Montag,
wir erklimmen einen begehbaren 1000er....
Wir wollten ja wandern..... und wir fanden Schnee auch wunderschön....
aber irgendwie scheint Schnee und Wandern nicht richtig miteinander zu harmonieren. Gut, wohlgemut (und ohne Mittagessen) folgten wir unserem Frontmann
den Berg hinauf. Bereits am Ende der Strasse war vom Weg nix mehr zu erkennen, alles unter centimeterdickem Schnee. Nun konnten wir uns vor dem Jüngling ja keine Blösse geben
und stapften tapfer und in Ermangelung der Atemluft etwas wortkarg hinterher. Sich einschleichendem, mitleidvolles Gejammer ging er geschickt aus dem Weg, denn
er lief einfach 100 Meter vor. Bereits an diesem Anstieg, der bei grüner Wiese auch von uns älterem Semester noch durchaus erklimmbar gewesen wäre,
wurden mehrere Entschlüsse gefasst:
1. Wir nehmen nur noch Teilnehmer über 60 Jahre mit, am besten mit einer Beinprothese 2. ab sofort machen wir jeden Morgen 25 Liegstütz und 50 Situps 3. zum Frühstück statt Fleischkäsweck
jetzt Müsli 4. wir jammern jetzt lauter, damit er es auch hört
Nach einer Stunde sind wir dann am Hotel von Jens Weispflog vorbeigekommen. Den Anblick konnten wir gar nicht recht genießen, wir waren schon ziemlich erschöpft. Leise Anfragen, wann wir denn
die Rückroute nehmen würden, wurden beschwingt beantwortet: "och, e bissje isses noch". Da wir annehmen mußten, dass der zurückgelegete Weg wahrscheinlich genauso beschwerlich war, wie der zu erwartende,
folgten wir tapfer weiter.

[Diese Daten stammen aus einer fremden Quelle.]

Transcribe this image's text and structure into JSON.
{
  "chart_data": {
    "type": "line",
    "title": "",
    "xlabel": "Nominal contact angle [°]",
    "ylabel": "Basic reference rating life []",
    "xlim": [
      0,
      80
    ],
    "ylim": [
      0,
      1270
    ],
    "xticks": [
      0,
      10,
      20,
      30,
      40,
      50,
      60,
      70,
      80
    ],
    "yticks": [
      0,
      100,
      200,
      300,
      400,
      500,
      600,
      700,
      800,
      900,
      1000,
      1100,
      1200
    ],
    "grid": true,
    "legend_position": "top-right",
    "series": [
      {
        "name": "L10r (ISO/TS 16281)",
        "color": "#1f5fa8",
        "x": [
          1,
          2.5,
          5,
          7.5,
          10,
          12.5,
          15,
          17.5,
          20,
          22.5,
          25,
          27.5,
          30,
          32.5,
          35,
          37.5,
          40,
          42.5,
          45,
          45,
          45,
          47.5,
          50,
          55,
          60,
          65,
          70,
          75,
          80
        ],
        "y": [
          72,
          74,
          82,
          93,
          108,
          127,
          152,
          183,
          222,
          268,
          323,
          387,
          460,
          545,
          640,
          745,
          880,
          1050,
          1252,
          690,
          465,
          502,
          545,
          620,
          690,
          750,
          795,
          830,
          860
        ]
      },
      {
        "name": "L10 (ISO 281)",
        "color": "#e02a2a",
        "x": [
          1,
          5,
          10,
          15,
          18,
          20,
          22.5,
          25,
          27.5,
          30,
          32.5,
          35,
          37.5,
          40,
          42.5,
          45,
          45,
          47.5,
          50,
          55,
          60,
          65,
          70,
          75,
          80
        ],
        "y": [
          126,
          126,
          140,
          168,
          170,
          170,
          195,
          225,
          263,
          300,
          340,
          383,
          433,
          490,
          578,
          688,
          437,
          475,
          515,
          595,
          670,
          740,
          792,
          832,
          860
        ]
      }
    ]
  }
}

Vor längerem las ich den Roman: "Soweit die Füsse tragen", in dem ein Kriegsgefangener das russische Reich durchquert (gut, er hatte etwas mehr Zeit veranschlagt)- ich wär steckengeblieben...
An einer Wegbiegung, nach vielen Schritten und verzweifelten Liedern (die natürlich wieder ignoriert wurden) folgende Diskussion:
"Do geht´s enuff, willschde uns werklich do hinschleppe ?, der Wä gradaus iss doch ach scheen" "Auff de Kart steht, mir misse do nuff, dass iss de Wäh"
Andere hatten schon schlimmeres überlebt, also folgten wir der Stimme des Herrn...
Kreuzbergfelsen mit der schönen Aussicht erklommen, (20 Meter Sichtweite, lauter schneebedeckte Wipfel) drehte der Burschi tatsächlich wieder um und marschierte den Weg zurück bis zur eben erwähnten Kreuzung.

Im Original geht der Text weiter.